Je pense que l’industrie est un peu comme un enfant à qui il faut imposer des règles … sinon ils font n’importe quoi.
Nous observons qu’alors que l’on disserte sur le « zéro déchet », les emballages jetables ne font qu’augmenter !
Je vous invite à ce propos à lire la traduction d’un article néerlandais intitulé : « Statiegeld is geen doel op zich maar een middel om de kringloop te sluiten » « La consigne n’est pas un but en soi mais un moyen d’arriver à une économie plus circulaire. » On y parle des manoeuvres « historiques » de l’industrie pour s’opposer à la consigne.
Si nous ne faisons rien, nous allons continuer à exporter nos déchets vers des pays moins développés, comme nous le faisons déjà…
NOUS SOMMES LES CHAMPIONS DU MONDE DU RECYCLAGE affirme FostPlus et dans le même temps, en 2019, la Belgique, a envoyé à la Turquie 85.843 tonnes de déchets plastiques et figure dans le trio de tête des exportateurs de déchets, derrière l’Angleterre et l’Italie.
Les chiffres rapportés en 2020 par Greenpeace étaient encore plus accablants pour la Belgique, qui est passée en deuxième position.
En 2019, une émission « Question à la Une » a aussi rapporté des exportations de déchets vers la Malaysie et la Turquie.
Si ces déchets plastiques affluent vers des pays moins développés, c’est que nous n’avons pas résolu nos problèmes de déchets ...
Nous ne nous dirigeons pas vers l’économie circulaire, nous sommes en train de nous en éloigner.

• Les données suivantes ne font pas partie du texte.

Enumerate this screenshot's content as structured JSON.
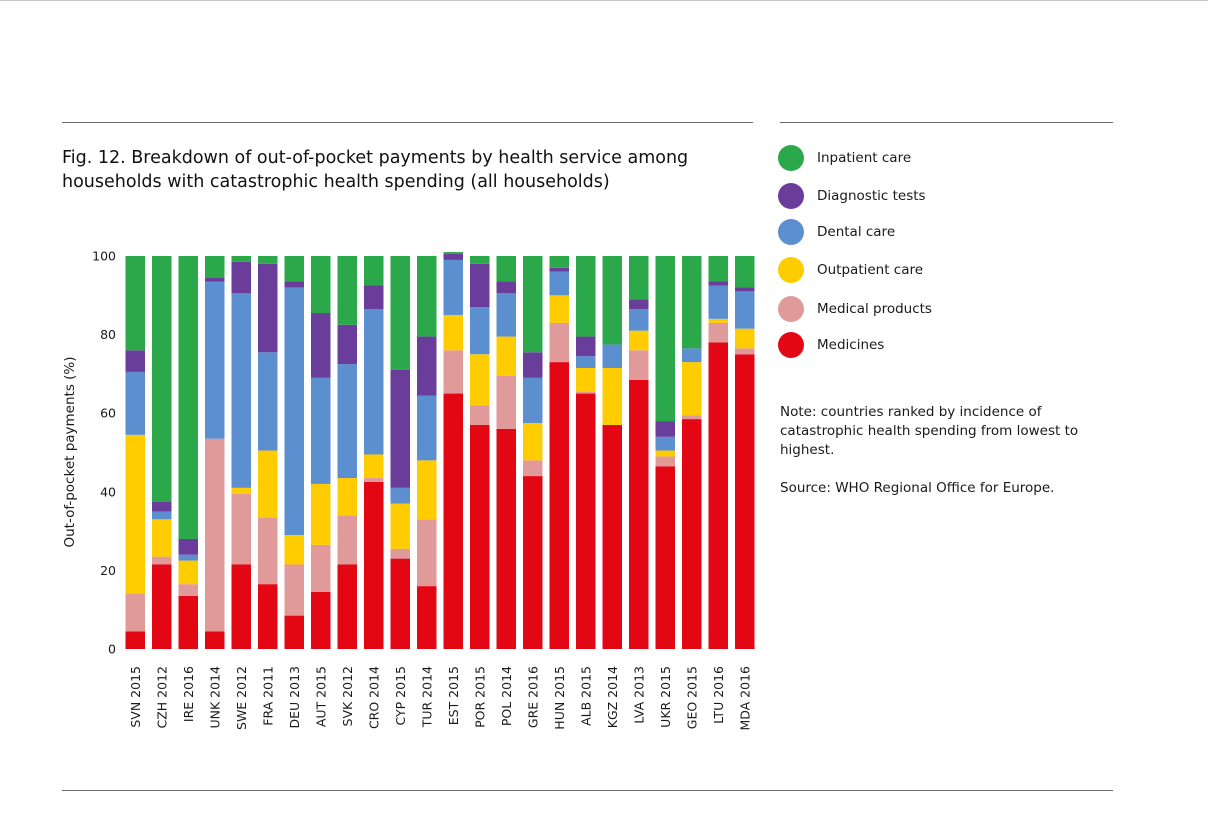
{
  "title": "Fig. 12. Breakdown of out-of-pocket payments by health service among households with catastrophic health spending (all households)",
  "note": "Note: countries ranked by incidence of catastrophic health spending from lowest to highest.",
  "source": "Source: WHO Regional Office for Europe.",
  "colors": {
    "Inpatient care": "#2aa84a",
    "Diagnostic tests": "#6a3d9a",
    "Dental care": "#5b8fd0",
    "Outpatient care": "#ffcc00",
    "Medical products": "#e09a9a",
    "Medicines": "#e30613"
  },
  "legend": [
    {
      "label": "Inpatient care",
      "color": "#2aa84a"
    },
    {
      "label": "Diagnostic tests",
      "color": "#6a3d9a"
    },
    {
      "label": "Dental care",
      "color": "#5b8fd0"
    },
    {
      "label": "Outpatient care",
      "color": "#ffcc00"
    },
    {
      "label": "Medical products",
      "color": "#e09a9a"
    },
    {
      "label": "Medicines",
      "color": "#e30613"
    }
  ],
  "chart_data": {
    "type": "bar",
    "stacked": true,
    "title": "Fig. 12. Breakdown of out-of-pocket payments by health service among households with catastrophic health spending (all households)",
    "xlabel": "",
    "ylabel": "Out-of-pocket payments (%)",
    "ylim": [
      0,
      100
    ],
    "yticks": [
      0,
      20,
      40,
      60,
      80,
      100
    ],
    "grid": false,
    "legend_position": "right",
    "categories": [
      "SVN 2015",
      "CZH 2012",
      "IRE 2016",
      "UNK 2014",
      "SWE 2012",
      "FRA 2011",
      "DEU 2013",
      "AUT 2015",
      "SVK 2012",
      "CRO 2014",
      "CYP 2015",
      "TUR 2014",
      "EST 2015",
      "POR 2015",
      "POL 2014",
      "GRE 2016",
      "HUN 2015",
      "ALB 2015",
      "KGZ 2014",
      "LVA 2013",
      "UKR 2015",
      "GEO 2015",
      "LTU 2016",
      "MDA 2016"
    ],
    "series": [
      {
        "name": "Medicines",
        "values": [
          4.5,
          21.5,
          13.5,
          4.5,
          21.5,
          16.5,
          8.5,
          14.5,
          21.5,
          42.5,
          23,
          16,
          65,
          57,
          56,
          44,
          73,
          65,
          57,
          68.5,
          46.5,
          58.5,
          78,
          75
        ]
      },
      {
        "name": "Medical products",
        "values": [
          9.5,
          2,
          3,
          49,
          18,
          17,
          13,
          12,
          12.5,
          1,
          2.5,
          17,
          11,
          5,
          13.5,
          4,
          10,
          0.5,
          0,
          7.5,
          2.5,
          1,
          5,
          1.5
        ]
      },
      {
        "name": "Outpatient care",
        "values": [
          40.5,
          9.5,
          6,
          0,
          1.5,
          17,
          7.5,
          15.5,
          9.5,
          6,
          11.5,
          15,
          9,
          13,
          10,
          9.5,
          7,
          6,
          14.5,
          5,
          1.5,
          13.5,
          1,
          5
        ]
      },
      {
        "name": "Dental care",
        "values": [
          16,
          2,
          1.5,
          40,
          49.5,
          25,
          63,
          27,
          29,
          37,
          4,
          16.5,
          14,
          12,
          11,
          11.5,
          6,
          3,
          6,
          5.5,
          3.5,
          3.5,
          8.5,
          9.5
        ]
      },
      {
        "name": "Diagnostic tests",
        "values": [
          5.5,
          2.5,
          4,
          1,
          8,
          22.5,
          1.5,
          16.5,
          10,
          6,
          30,
          15,
          1.5,
          11,
          3,
          6.5,
          1,
          5,
          0,
          2.5,
          4,
          0,
          1,
          1
        ]
      },
      {
        "name": "Inpatient care",
        "values": [
          24,
          62.5,
          72,
          5.5,
          1.5,
          2,
          6.5,
          14.5,
          17.5,
          7.5,
          29,
          20.5,
          0.5,
          2,
          6.5,
          24.5,
          3,
          20.5,
          22.5,
          11,
          42,
          23.5,
          6.5,
          8
        ]
      }
    ]
  }
}
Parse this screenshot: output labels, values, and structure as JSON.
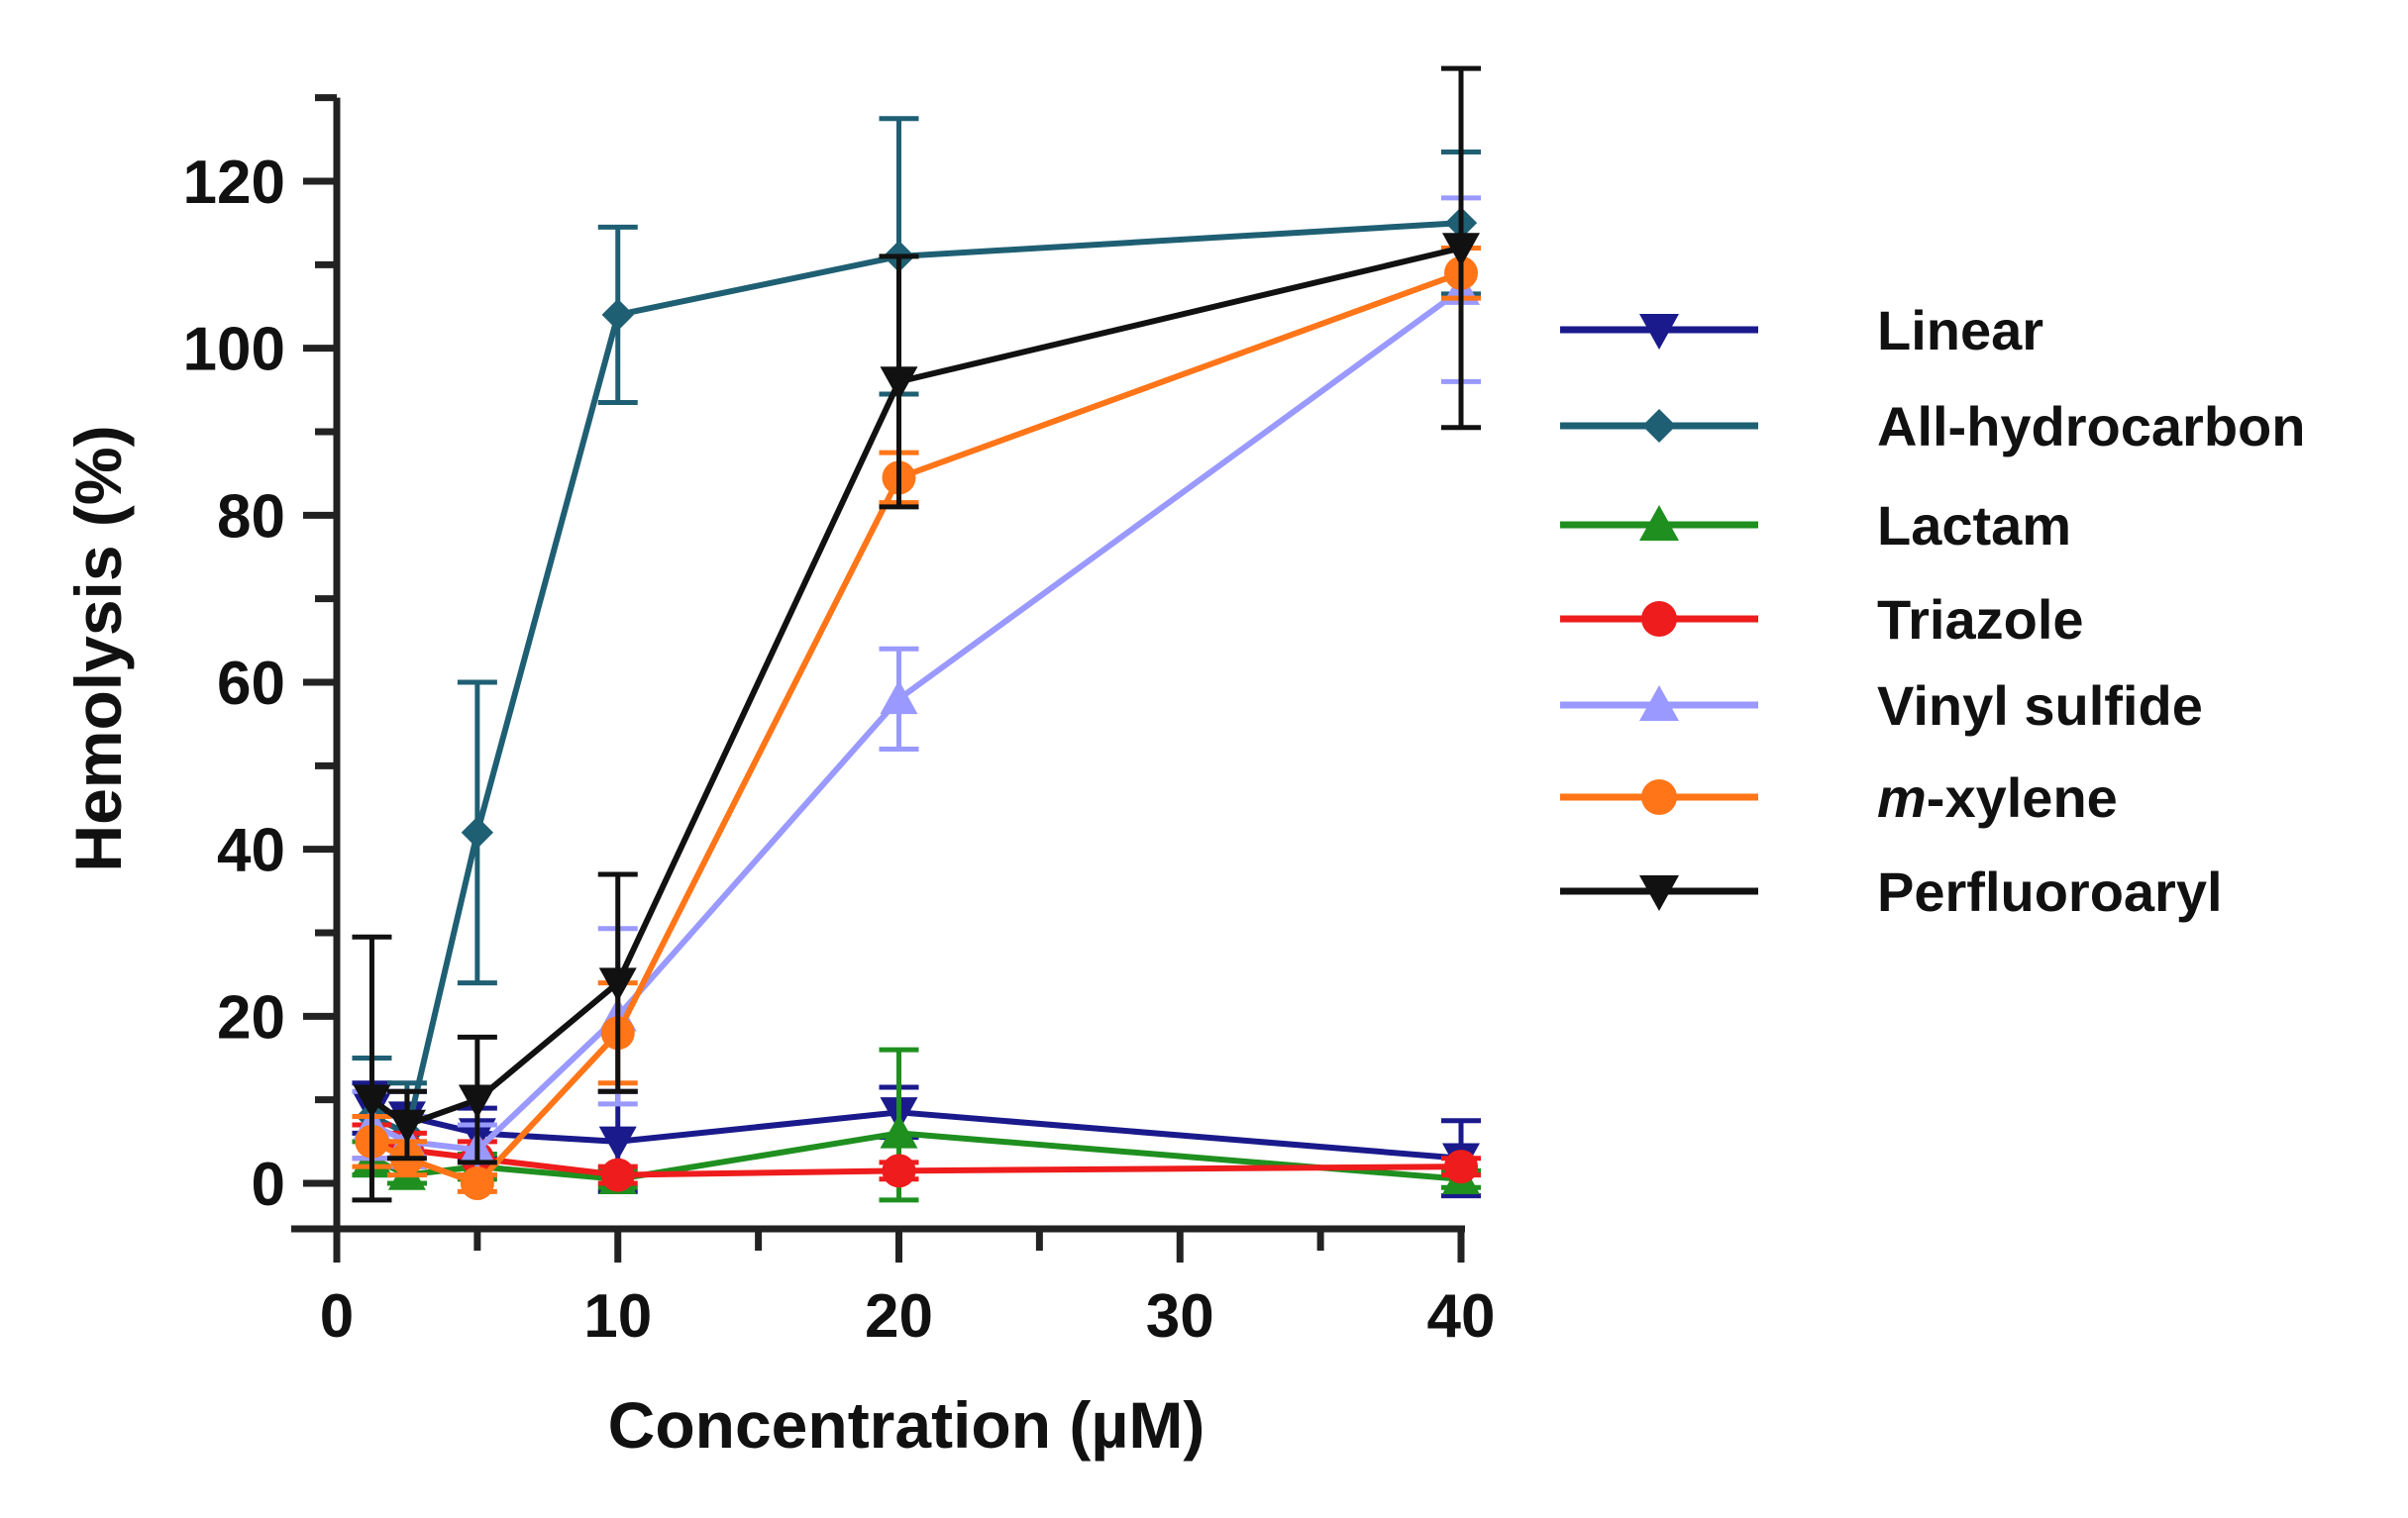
{
  "chart_data": {
    "type": "line",
    "title": "",
    "xlabel": "Concentration (µM)",
    "ylabel": "Hemolysis (%)",
    "xlim": [
      0,
      40
    ],
    "ylim": [
      0,
      130
    ],
    "x_ticks": [
      0,
      10,
      20,
      30,
      40
    ],
    "x_tick_labels": [
      "0",
      "10",
      "20",
      "30",
      "40"
    ],
    "y_ticks": [
      0,
      20,
      40,
      60,
      80,
      100,
      120
    ],
    "y_tick_labels": [
      "0",
      "20",
      "40",
      "60",
      "80",
      "100",
      "120"
    ],
    "grid": false,
    "legend_position": "right",
    "series": [
      {
        "name": "Linear",
        "color": "#1a1a8c",
        "marker": "triangle-down",
        "x": [
          1.25,
          2.5,
          5,
          10,
          20,
          40
        ],
        "values": [
          9,
          8,
          6,
          5,
          8.5,
          3
        ],
        "errors": [
          3,
          3,
          3,
          6,
          3,
          4.5
        ]
      },
      {
        "name": "All-hydrocarbon",
        "color": "#1f5f73",
        "marker": "diamond",
        "x": [
          1.25,
          2.5,
          5,
          10,
          20,
          40
        ],
        "values": [
          8,
          6,
          42,
          104,
          111,
          115
        ],
        "errors": [
          7,
          6,
          18,
          10.5,
          16.5,
          8.5
        ]
      },
      {
        "name": "Lactam",
        "color": "#1f8f1f",
        "marker": "triangle-up",
        "x": [
          1.25,
          2.5,
          5,
          10,
          20,
          40
        ],
        "values": [
          3,
          1,
          2,
          0.5,
          6,
          0.5
        ],
        "errors": [
          2,
          1,
          1.5,
          1,
          10,
          1
        ]
      },
      {
        "name": "Triazole",
        "color": "#ee1c1c",
        "marker": "circle",
        "x": [
          1.25,
          2.5,
          5,
          10,
          20,
          40
        ],
        "values": [
          5,
          4,
          3,
          1,
          1.5,
          2
        ],
        "errors": [
          2,
          2,
          2,
          1,
          1,
          1
        ]
      },
      {
        "name": "Vinyl sulfide",
        "color": "#9999ff",
        "marker": "triangle-up",
        "x": [
          1.25,
          2.5,
          5,
          10,
          20,
          40
        ],
        "values": [
          7,
          5,
          4,
          20,
          58,
          107
        ],
        "errors": [
          4,
          3,
          3,
          10.5,
          6,
          11
        ]
      },
      {
        "name": "m-xylene",
        "color": "#ff7518",
        "marker": "circle",
        "x": [
          1.25,
          2.5,
          5,
          10,
          20,
          40
        ],
        "values": [
          5,
          3,
          0,
          18,
          84.5,
          109
        ],
        "errors": [
          3,
          2,
          1,
          6,
          3,
          3
        ]
      },
      {
        "name": "Perfluoroaryl",
        "color": "#111111",
        "marker": "triangle-down",
        "x": [
          1.25,
          2.5,
          5,
          10,
          20,
          40
        ],
        "values": [
          10,
          7,
          10,
          24,
          96,
          112
        ],
        "errors": [
          19.5,
          4,
          7.5,
          13,
          15,
          21.5
        ]
      }
    ],
    "legend": {
      "items": [
        {
          "label": "Linear"
        },
        {
          "label": "All-hydrocarbon"
        },
        {
          "label": "Lactam"
        },
        {
          "label": "Triazole"
        },
        {
          "label": "Vinyl sulfide"
        },
        {
          "label_italic": "m",
          "label_rest": "-xylene"
        },
        {
          "label": "Perfluoroaryl"
        }
      ]
    }
  }
}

Il faut changer de cap sans tarder.
Qui, sinon vous, a le pouvoir de motiver l’industrie à retrouver le chemin du bon sens … ?
Commençons par consigner les canettes et les bouteilles en plastique puis pensons à réduire la présence des emballages jetables dans nos magasins …
Qu’en pensez-vous ?
Je vous remercie pour votre attention et vous prie d’agréer l’expression de mes sentiments les plus constructifs.
Bien à vous,
Régine Florent, citoyenne auteure d’une pétition au parlement wallon en faveur de la consigne.